Despite the name, silent films were often anything but silent. In the really early years, theaters would employ piano players to provide accompaniment for the film. As the medium grew, larger theaters would host full orchestras, and studios might hire composers to write scores to be played live during the show (source).

All Quiet on the Western Front was released when synchronized dialogue was being introduced to audiences—just four years after Don Juan (1926), the first feature-length film to used a synchronized soundtrack throughout its runtime, and three years after The Jazz Singer (1927), the "first feature-length Hollywood 'talkie' film in which spoken dialogue was used as part of the dramatic action" (source).

Given the long love affair between movies and music, it must have been very surprising to 1930s audiences that director Lewis Milestone would choose to include very few musical compositions in All Quiet. We know it surprised us.

The Sound of Silence

For most of All Quiet's more than two-hour runtime, there's no background music. No shrill strings to punctuation moments of horror, no melancholic strings to accompany moments of loss, no full orchestra crescendos to announce moments of heroic triumph. No nothing.

You'd think this would make All Quiet all, well, quiet, but Milestone does add sound his film. He just does so diegetically (source).

Let's clarify our jargon: the word "diegetic" means some sound that originates from within the film's world—in this case, sounds like gunfire, screaming, and the squishing of mud. This is opposed to "non-diegetic" sounds, which include mood music.

In the absence of non-diegetic music, All Quiet is orchestrated by the sounds of war: the percussion of marching soldiers, the stretches of silence before an offensive, and, of course, the trill of incoming shells.

Milestone lets the "music" of war speak for itself. Rather than use mood music to clue the audience into how they should feel, he respects them enough to let them draw their own conclusions.

Bookends

With a film that's been cut and re-edited as much as All Quiet on the Western Front has, viewers throughout the decades have seen different versions, with different scores. During its initial release, some theater owners added their own music to the film, and when the film was played on TV in the '50s, music was included in the final scenes against Milestone's wishes (source).

But the version of All Quiet you've most likely watched is the talkie version restored by the Library of Congress's Motion Picture Conservation Center. This version contains two musical cues, one at the film's opening and the other at its ending.

The film's opening music accompanies the soldiers as they parade through the city streets. The music's upbeat, with the militaristic flair of marching drums and proud trumpets. It represents the nationalistic pride felt by the soldiers and cheering citizens.

It also cues us in to the optimistic mindset of the populace as it views the war as something to celebrate. The music is pure patriotism, and as the camera slides into Kantorek's classroom, the music fades and is replaced with Kantorek's lesson, which is equally chauvinistic in theme.

The film's ending music is a stark contrast to the opening. Rather than a proud martial march, the final scene is accompanied by a single, mournful harmonica.
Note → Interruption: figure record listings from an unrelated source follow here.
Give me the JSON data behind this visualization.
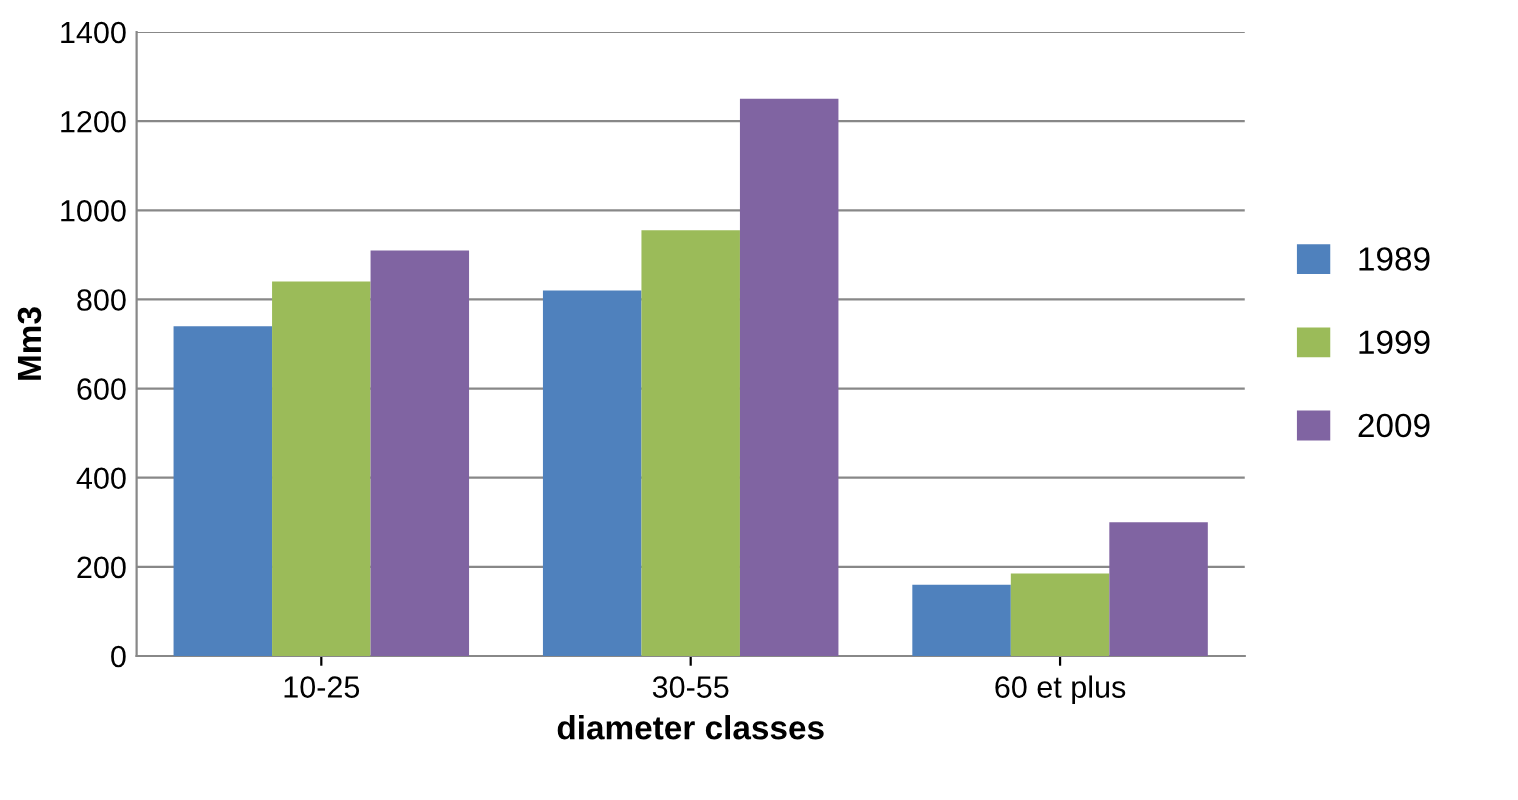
{
  "chart_data": {
    "type": "bar",
    "xlabel": "diameter classes",
    "ylabel": "Mm3",
    "categories": [
      "10-25",
      "30-55",
      "60 et plus"
    ],
    "series": [
      {
        "name": "1989",
        "color": "#4f81bd",
        "values": [
          740,
          820,
          160
        ]
      },
      {
        "name": "1999",
        "color": "#9bbb59",
        "values": [
          840,
          955,
          185
        ]
      },
      {
        "name": "2009",
        "color": "#8064a2",
        "values": [
          910,
          1250,
          300
        ]
      }
    ],
    "ylim": [
      0,
      1400
    ],
    "yticks": [
      0,
      200,
      400,
      600,
      800,
      1000,
      1200,
      1400
    ],
    "grid": "y",
    "legend": "right"
  }
}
The harmonica represents Paul's state of mind in this final scene, depressed over what the war has done to his life and the lives of his friends.

Yup: nothing more depressing than a harmonica. (Sorry, Bob Dylan. It's true.)

Man With the Credit

David Broekman's credited with All Quiet's synchronization and score. Broekman's movie credits begin in the transitional years between silent and talkie films, with the majority of his work concentrated in the 1930s.
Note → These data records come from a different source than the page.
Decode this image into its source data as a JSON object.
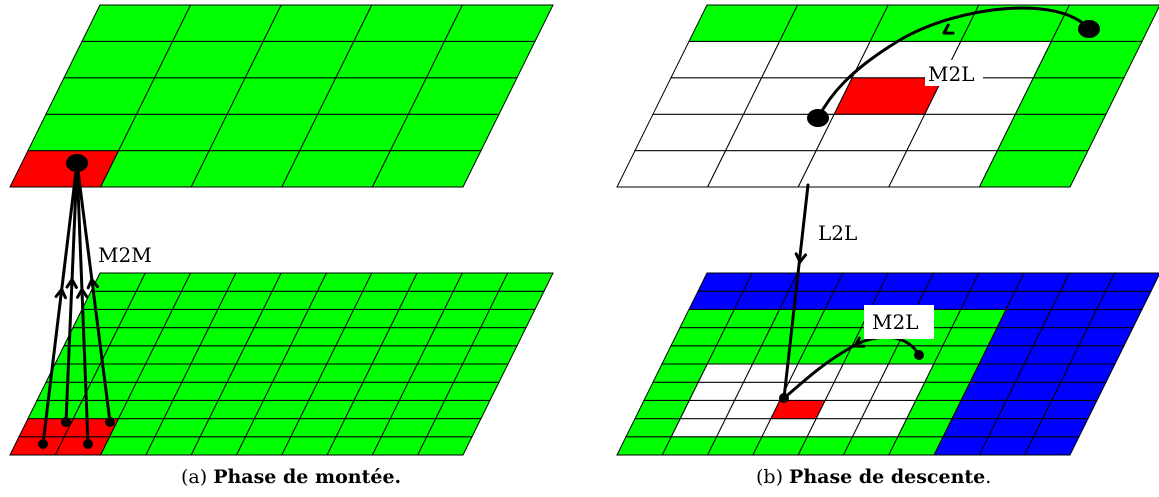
{
  "panel_a": {
    "label_m2m": "M2M",
    "caption_prefix": "(a)",
    "caption_bold": "Phase de montée.",
    "caption_suffix": ""
  },
  "panel_b": {
    "label_m2l_top": "M2L",
    "label_l2l": "L2L",
    "label_m2l_bottom": "M2L",
    "caption_prefix": "(b)",
    "caption_bold": "Phase de descente",
    "caption_suffix": "."
  },
  "colors": {
    "green": "#00ff00",
    "red": "#ff0000",
    "blue": "#0000ff",
    "white": "#ffffff"
  }
}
He worked as a composer for films such as White Hell of Pitz Palu (1929), Tarzan the Tiger (1929), and Outside the Law (1930). Throughout the '30s, he also worked on synchronization and as a musical supervisor.

As we said earlier, silent films were anything but silent, and a silent cut of All Quiet was created for theaters that had yet to upgrade for talkies. In case you have a version of this rare find, know the score for the silent version was composed by Broekman as well.